Golden-Gottlieb alleges that when she rejected Moonves’s later advances, he made life more difficult for her careerwise. “He absolutely ruined my career,” she said. “He was the head of CBS. No one was going to take me.”

Another woman, Jessica Pallingston, also claimed Moonves forced her to perform oral sex on him when she worked as his assistant in the 1990s:

Moonves, she said, then kissed her, shoving his tongue down her throat “like he was trying to reach my stomach.” Then “he said, ‘I want you to suck my cock.’ ” She recalled mumbling “O.K.,” and Moonves grabbing her head and forcing it onto his penis. “He kept his clothes on. He had Calvin Klein underpants. He pushed my head down, hard,” she said. “It was very violent, very aggressive. There was real hostility in it.”

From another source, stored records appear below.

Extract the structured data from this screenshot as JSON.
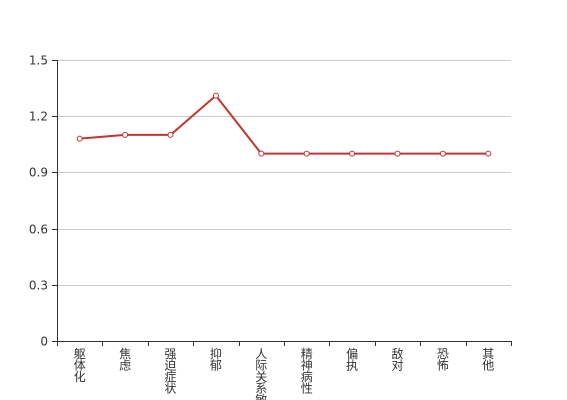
{
  "chart_data": {
    "type": "line",
    "categories": [
      "躯体化",
      "焦虑",
      "强迫症状",
      "抑郁",
      "人际关系敏感",
      "精神病性",
      "偏执",
      "敌对",
      "恐怖",
      "其他"
    ],
    "values": [
      1.08,
      1.1,
      1.1,
      1.31,
      1.0,
      1.0,
      1.0,
      1.0,
      1.0,
      1.0
    ],
    "y_ticks": [
      "0",
      "0.3",
      "0.6",
      "0.9",
      "1.2",
      "1.5"
    ],
    "ylim": [
      0,
      1.5
    ],
    "grid": "horizontal",
    "line_color": "#c23531",
    "marker_fill": "#ffffff",
    "grid_color": "#cccccc",
    "axis_color": "#333333"
  }
}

Pallingston says Moonves called her a “cunt” when she later rebuffed him, and as was the case with Golden-Gottlieb, was cold and cruel toward her for the remainder of her time at CBS. Ultimately, Pallingston left the television industry and pursued book-writing instead. “I wouldn’t tell people the whole story, or I’d make it sound like we were having an affair,” she told Farrow. “It was way too embarrassing to be honest about it, because I believed anyone who put themself in that situation was an idiot, or weak.”

Four other women told Farrow Moonves force-kissed them, asked them for massages, made lewd comments toward them, and retaliated against them professionally when they refused him. “He’s cunning. He’s calculating. And he’s a predator,” one victim, Deborah Morris, said.

Moonves denied any sexual misconduct, telling the New Yorker that three of the reported incidents constituted “consensual relations.” The CBS board of directors said in a statement that an “investigation is actively underway.” The board has reportedly been attempting to negotiate Moonves’s exit from the network, though its members took their sweet time doing it; on Sunday, CNN reported Moonves was expected to step down as soon as Monday.